Benedetto XVI ha insistito invece in modo più costante sulla questione del relativismo. Ingenerando pero' qualche equivoco. Se c'è infatti un'epoca della Storia in cui domina un pensiero unico, e quindi nient'affatto relativista, è quella che stiamo vivendo. E' il pensiero liberaldemocratico che, insieme al nocciolo duro sottostante: il produttivismo nella forma del libero mercato, si pretende come il solo valido e accettabile, dal punto di vista politico, sociale ma anche etico.Insomma il modello che l'Occidente ha creato e imposto ormai a quasi tutto il pianeta. E' evidente che quando Ratzinger parla di relativismo lo intende in senso morale. Ma il relativismo morale discende direttamente dal modello produttivistico e di mercato perchè il mercato è uno scambio di oggetti inerti che, di per sè, non puo' produrre valori se non quantitativi e materialistici. E il vuoto che si crea induce l'individuo a un indifferentismo morale per cui una cosa vale l'altra e tutto si puo' fare. Papa Ratzinger condanna questo libertinismo ma, da Pontefice, non ha mai osato attaccare in modo radicale il modello da cui discende, lasciandone cosi' la responsabilità ai singoli. Forse non ne ha avuto la forza, forse non aveva il 'phisique du rôle' per affrontare battaglie campali. In fondo è stato anche lui vittima di uno dei 'topos' della Modernità dove l'apparire è più importante dell'essere. Inoltre mi sembra che Ratzinger, nella sua condanna, confonda il relativismo morale con quello culturale che è cosa ben diversa: è il rispetto dei valori altrui senza che cio' significhi non averne dei propri. In ogni caso bisogna dar atto a Papa Benedetto XVI, teologo finissimo, di aver acceso un dibattito culturale di alto profilo che era completamente mancato negli anni del pontificato plateale, muscolare e, diciamolo pure, anche narcisista di Wojtyla.
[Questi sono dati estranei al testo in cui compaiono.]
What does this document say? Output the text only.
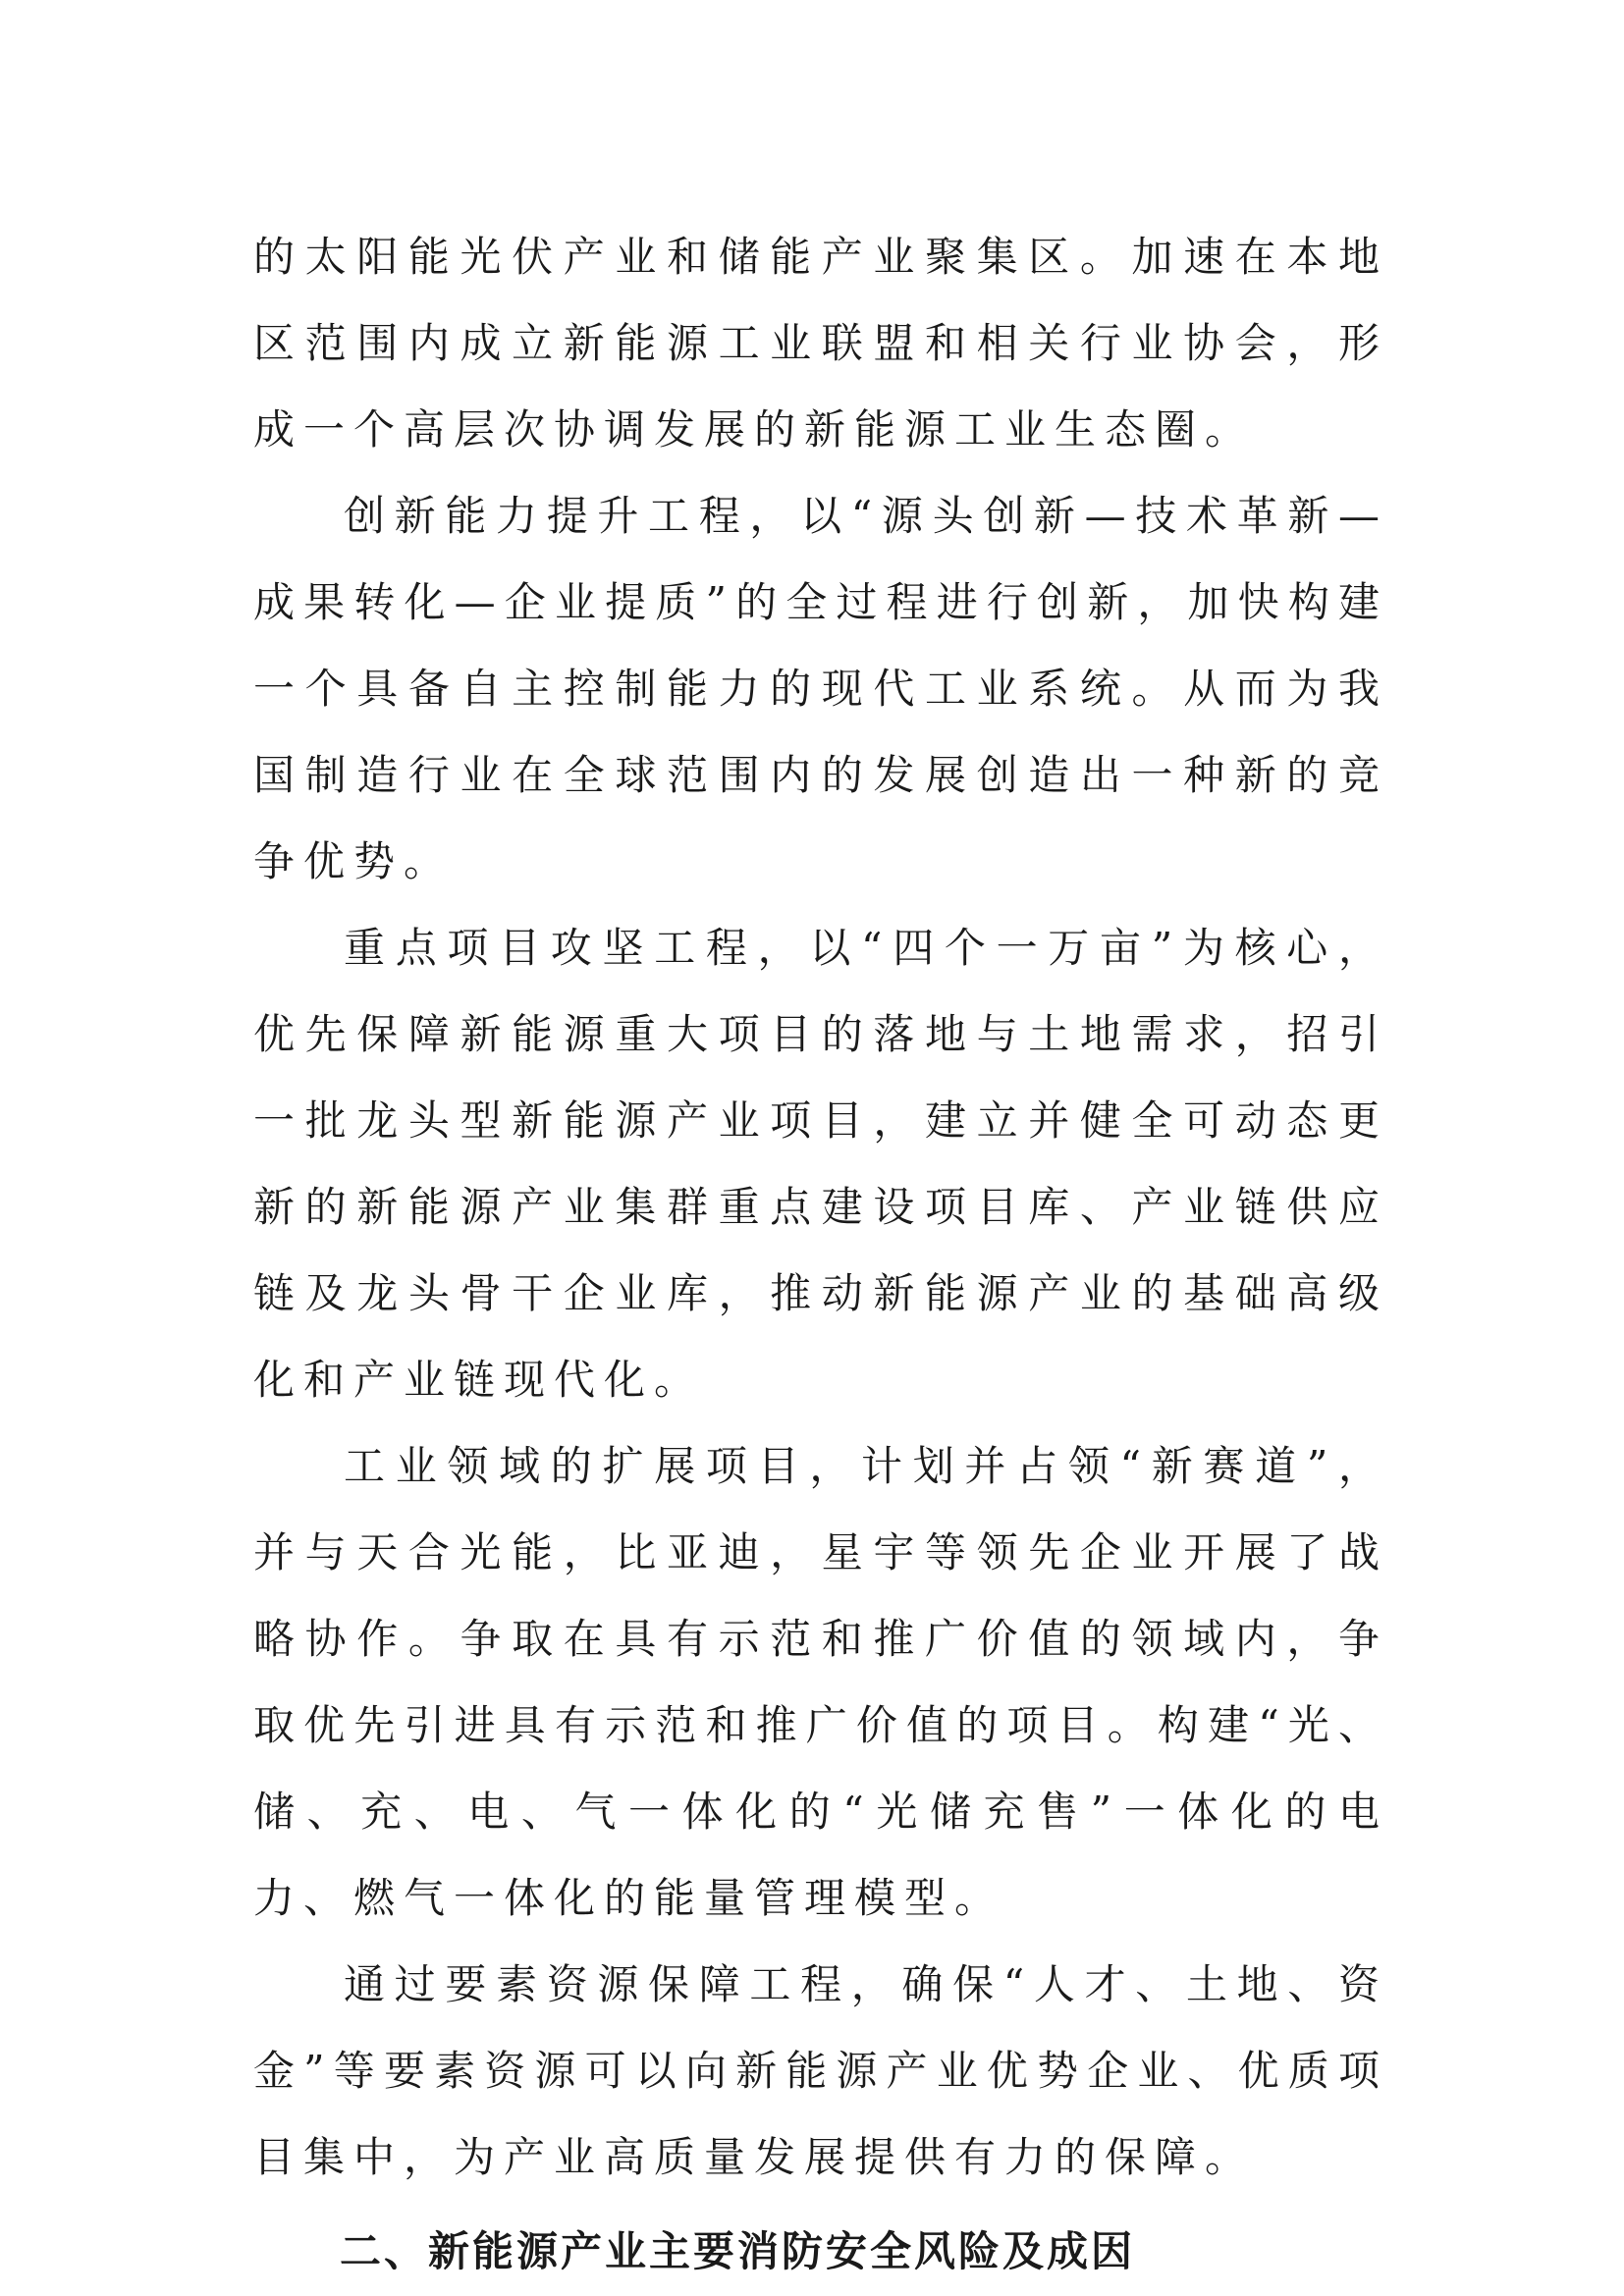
的太阳能光伏产业和储能产业聚集区。加速在本地区范围内成立新能源工业联盟和相关行业协会，形成一个高层次协调发展的新能源工业生态圈。

创新能力提升工程，以“源头创新—技术革新—成果转化—企业提质”的全过程进行创新，加快构建一个具备自主控制能力的现代工业系统。从而为我国制造行业在全球范围内的发展创造出一种新的竞争优势。

重点项目攻坚工程，以“四个一万亩”为核心，优先保障新能源重大项目的落地与土地需求，招引一批龙头型新能源产业项目，建立并健全可动态更新的新能源产业集群重点建设项目库、产业链供应链及龙头骨干企业库，推动新能源产业的基础高级化和产业链现代化。

工业领域的扩展项目，计划并占领“新赛道”，并与天合光能，比亚迪，星宇等领先企业开展了战略协作。争取在具有示范和推广价值的领域内，争取优先引进具有示范和推广价值的项目。构建“光、储、充、电、气一体化的“光储充售”一体化的电力、燃气一体化的能量管理模型。

通过要素资源保障工程，确保“人才、土地、资金”等要素资源可以向新能源产业优势企业、优质项目集中，为产业高质量发展提供有力的保障。

二、新能源产业主要消防安全风险及成因
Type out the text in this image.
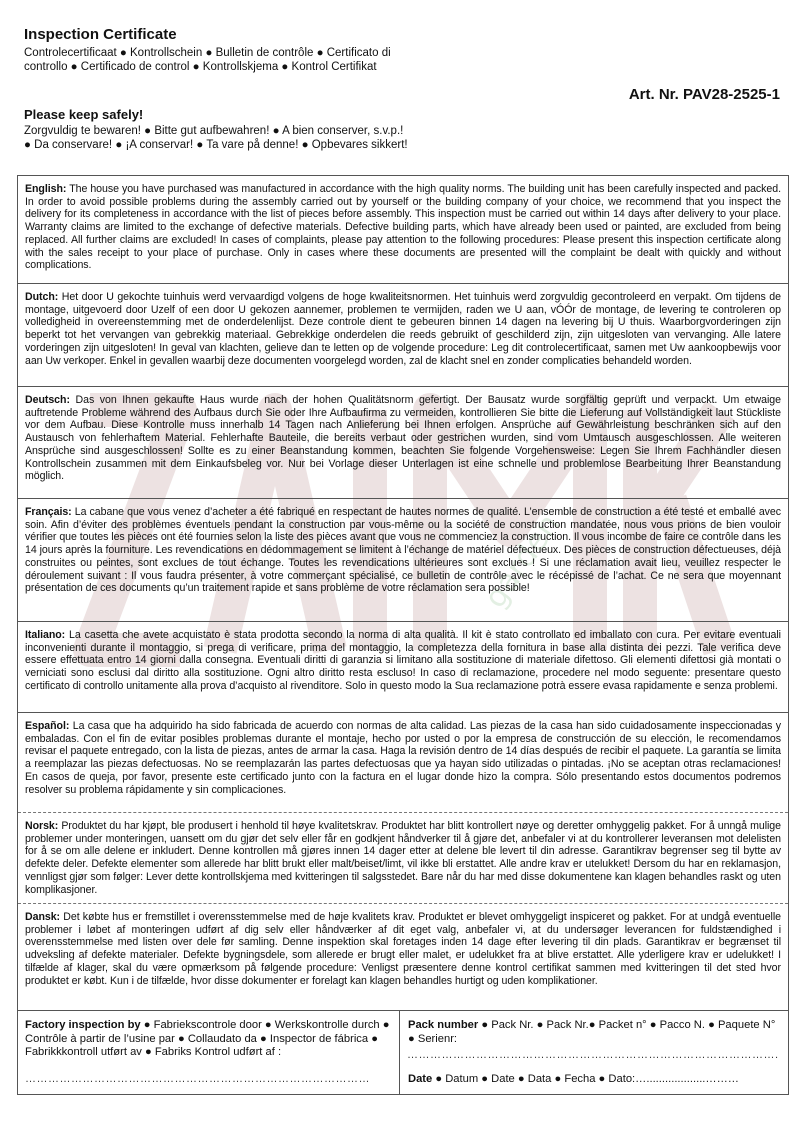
garden
Inspection Certificate

Controlecertificaat ● Kontrollschein ● Bulletin de contrôle ● Certificato di controllo ● Certificado de control ● Kontrollskjema ● Kontrol Certifikat

Art. Nr. PAV28-2525-1

Please keep safely!

Zorgvuldig te bewaren! ● Bitte gut aufbewahren! ● A bien conserver, s.v.p.! ● Da conservare! ● ¡A conservar! ● Ta vare på denne! ● Opbevares sikkert!

English: The house you have purchased was manufactured in accordance with the high quality norms. The building unit has been carefully inspected and packed. In order to avoid possible problems during the assembly carried out by yourself or the building company of your choice, we recommend that you inspect the delivery for its completeness in accordance with the list of pieces before assembly. This inspection must be carried out within 14 days after delivery to your place. Warranty claims are limited to the exchange of defective materials. Defective building parts, which have already been used or painted, are excluded from being replaced. All further claims are excluded! In cases of complaints, please pay attention to the following procedures: Please present this inspection certificate along with the sales receipt to your place of purchase. Only in cases where these documents are presented will the complaint be dealt with quickly and without complications.
Dutch: Het door U gekochte tuinhuis werd vervaardigd volgens de hoge kwaliteitsnormen. Het tuinhuis werd zorgvuldig gecontroleerd en verpakt. Om tijdens de montage, uitgevoerd door Uzelf of een door U gekozen aannemer, problemen te vermijden, raden we U aan, vÓÓr de montage, de levering te controleren op volledigheid in overeenstemming met de onderdelenlijst. Deze controle dient te gebeuren binnen 14 dagen na levering bij U thuis. Waarborgvorderingen zijn beperkt tot het vervangen van gebrekkig materiaal. Gebrekkige onderdelen die reeds gebruikt of geschilderd zijn, zijn uitgesloten van vervanging. Alle latere vorderingen zijn uitgesloten! In geval van klachten, gelieve dan te letten op de volgende procedure: Leg dit controlecertificaat, samen met Uw aankoopbewijs voor aan Uw verkoper. Enkel in gevallen waarbij deze documenten voorgelegd worden, zal de klacht snel en zonder complicaties behandeld worden.
Deutsch: Das von Ihnen gekaufte Haus wurde nach der hohen Qualitätsnorm gefertigt. Der Bausatz wurde sorgfältig geprüft und verpackt. Um etwaige auftretende Probleme während des Aufbaus durch Sie oder Ihre Aufbaufirma zu vermeiden, kontrollieren Sie bitte die Lieferung auf Vollständigkeit laut Stückliste vor dem Aufbau. Diese Kontrolle muss innerhalb 14 Tagen nach Anlieferung bei Ihnen erfolgen. Ansprüche auf Gewährleistung beschränken sich auf den Austausch von fehlerhaftem Material. Fehlerhafte Bauteile, die bereits verbaut oder gestrichen wurden, sind vom Umtausch ausgeschlossen. Alle weiteren Ansprüche sind ausgeschlossen! Sollte es zu einer Beanstandung kommen, beachten Sie folgende Vorgehensweise: Legen Sie Ihrem Fachhändler diesen Kontrollschein zusammen mit dem Einkaufsbeleg vor. Nur bei Vorlage dieser Unterlagen ist eine schnelle und problemlose Bearbeitung Ihrer Beanstandung möglich.
Français: La cabane que vous venez d’acheter a été fabriqué en respectant de hautes normes de qualité. L’ensemble de construction a été testé et emballé avec soin. Afin d’éviter des problèmes éventuels pendant la construction par vous-même ou la société de construction mandatée, nous vous prions de bien vouloir vérifier que toutes les pièces ont été fournies selon la liste des pièces avant que vous ne commenciez la construction. Il vous incombe de faire ce contrôle dans les 14 jours après la fourniture. Les revendications en dédommagement se limitent à l’échange de matériel défectueux. Des pièces de construction défectueuses, déjà construites ou peintes, sont exclues de tout échange. Toutes les revendications ultérieures sont exclues ! Si une réclamation avait lieu, veuillez respecter le déroulement suivant : Il vous faudra présenter, à votre commerçant spécialisé, ce bulletin de contrôle avec le récépissé de l’achat. Ce ne sera que moyennant présentation de ces documents qu’un traitement rapide et sans problème de votre réclamation sera possible!
Italiano: La casetta che avete acquistato è stata prodotta secondo la norma di alta qualità. Il kit è stato controllato ed imballato con cura. Per evitare eventuali inconvenienti durante il montaggio, si prega di verificare, prima del montaggio, la completezza della fornitura in base alla distinta dei pezzi. Tale verifica deve essere effettuata entro 14 giorni dalla consegna. Eventuali diritti di garanzia si limitano alla sostituzione di materiale difettoso. Gli elementi difettosi già montati o verniciati sono esclusi dal diritto alla sostituzione. Ogni altro diritto resta escluso! In caso di reclamazione, procedere nel modo seguente: presentare questo certificato di controllo unitamente alla prova d’acquisto al rivenditore. Solo in questo modo la Sua reclamazione potrà essere evasa rapidamente e senza problemi.
Español: La casa que ha adquirido ha sido fabricada de acuerdo con normas de alta calidad. Las piezas de la casa han sido cuidadosamente inspeccionadas y embaladas. Con el fin de evitar posibles problemas durante el montaje, hecho por usted o por la empresa de construcción de su elección, le recomendamos revisar el paquete entregado, con la lista de piezas, antes de armar la casa. Haga la revisión dentro de 14 días después de recibir el paquete. La garantía se limita a reemplazar las piezas defectuosas. No se reemplazarán las partes defectuosas que ya hayan sido utilizadas o pintadas. ¡No se aceptan otras reclamaciones! En casos de queja, por favor, presente este certificado junto con la factura en el lugar donde hizo la compra. Sólo presentando estos documentos podremos resolver su problema rápidamente y sin complicaciones.
Norsk: Produktet du har kjøpt, ble produsert i henhold til høye kvalitetskrav. Produktet har blitt kontrollert nøye og deretter omhyggelig pakket. For å unngå mulige problemer under monteringen, uansett om du gjør det selv eller får en godkjent håndverker til å gjøre det, anbefaler vi at du kontrollerer leveransen mot delelisten for å se om alle delene er inkludert. Denne kontrollen må gjøres innen 14 dager etter at delene ble levert til din adresse. Garantikrav begrenser seg til bytte av defekte deler. Defekte elementer som allerede har blitt brukt eller malt/beiset/limt, vil ikke bli erstattet. Alle andre krav er utelukket! Dersom du har en reklamasjon, vennligst gjør som følger: Lever dette kontrollskjema med kvitteringen til salgsstedet. Bare når du har med disse dokumentene kan klagen behandles raskt og uten komplikasjoner.
Dansk: Det købte hus er fremstillet i overensstemmelse med de høje kvalitets krav. Produktet er blevet omhyggeligt inspiceret og pakket. For at undgå eventuelle problemer i løbet af monteringen udført af dig selv eller håndværker af dit eget valg, anbefaler vi, at du undersøger leverancen for fuldstændighed i overensstemmelse med listen over dele før samling. Denne inspektion skal foretages inden 14 dage efter levering til din plads. Garantikrav er begrænset til udveksling af defekte materialer. Defekte bygningsdele, som allerede er brugt eller malet, er udelukket fra at blive erstattet. Alle yderligere krav er udelukket! I tilfælde af klager, skal du være opmærksom på følgende procedure: Venligst præsentere denne kontrol certifikat sammen med kvitteringen til det sted hvor produktet er købt. Kun i de tilfælde, hvor disse dokumenter er forelagt kan klagen behandles hurtigt og uden komplikationer.
Factory inspection by ● Fabriekscontrole door ● Werkskontrolle durch ● Contrôle à partir de l’usine par ● Collaudato da ● Inspector de fábrica ● Fabrikkkontroll utført av ● Fabriks Kontrol udført af :
………………………………………………………………………………
Pack number ● Pack Nr. ● Pack Nr.● Packet n° ● Pacco N. ● Paquete N° ● Serienr:
…………………………………………………………………………………….
Date ● Datum ● Date ● Data ● Fecha ● Dato:…...................………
Indubbiamente un Papa che si dimette fa colpo. I precedenti sono lontani e rarissimi. Oltre a quello, sempre citato, del Celestino V del 'gran rifiuto', c'è quello di Gregorio XII nel 1415, ma in un'epoca in cui nella Chiesa regnava una gran confusione e fra Papi e Antipapi (ognuno pretendeva di essere quello vero) se ne contarono fino a tre.

Adesso sono già in circolazione tesi complottistiche secondo le quali Benedetto XVI sarebbe stato costretto a dimettersi. Invece la ragione è molto più semplice ed è quella che lui stesso ha detto: si sentiva vecchio e inadeguato, gli mancavano le energie per reggere il peso del suo altissimo magistero. Scardinando cosi' un'altro dei miti della Modernità per cui l'età non conta e la vecchiaia non esiste. La vecchiaia esiste, eccome, per tutti, anche per un Papa. A certe età ci puo' essere un collasso di energie nel giro di pochi mesi o anche di poche settimane. Joseph Ratzinger, da buon tedesco, ne ha tratto, virilmente e responsabilmente, le conseguenze. Un atto di coraggio e di umiltà che non merita di essere sporcato dall'eterno cicaleccio del gossip italiano.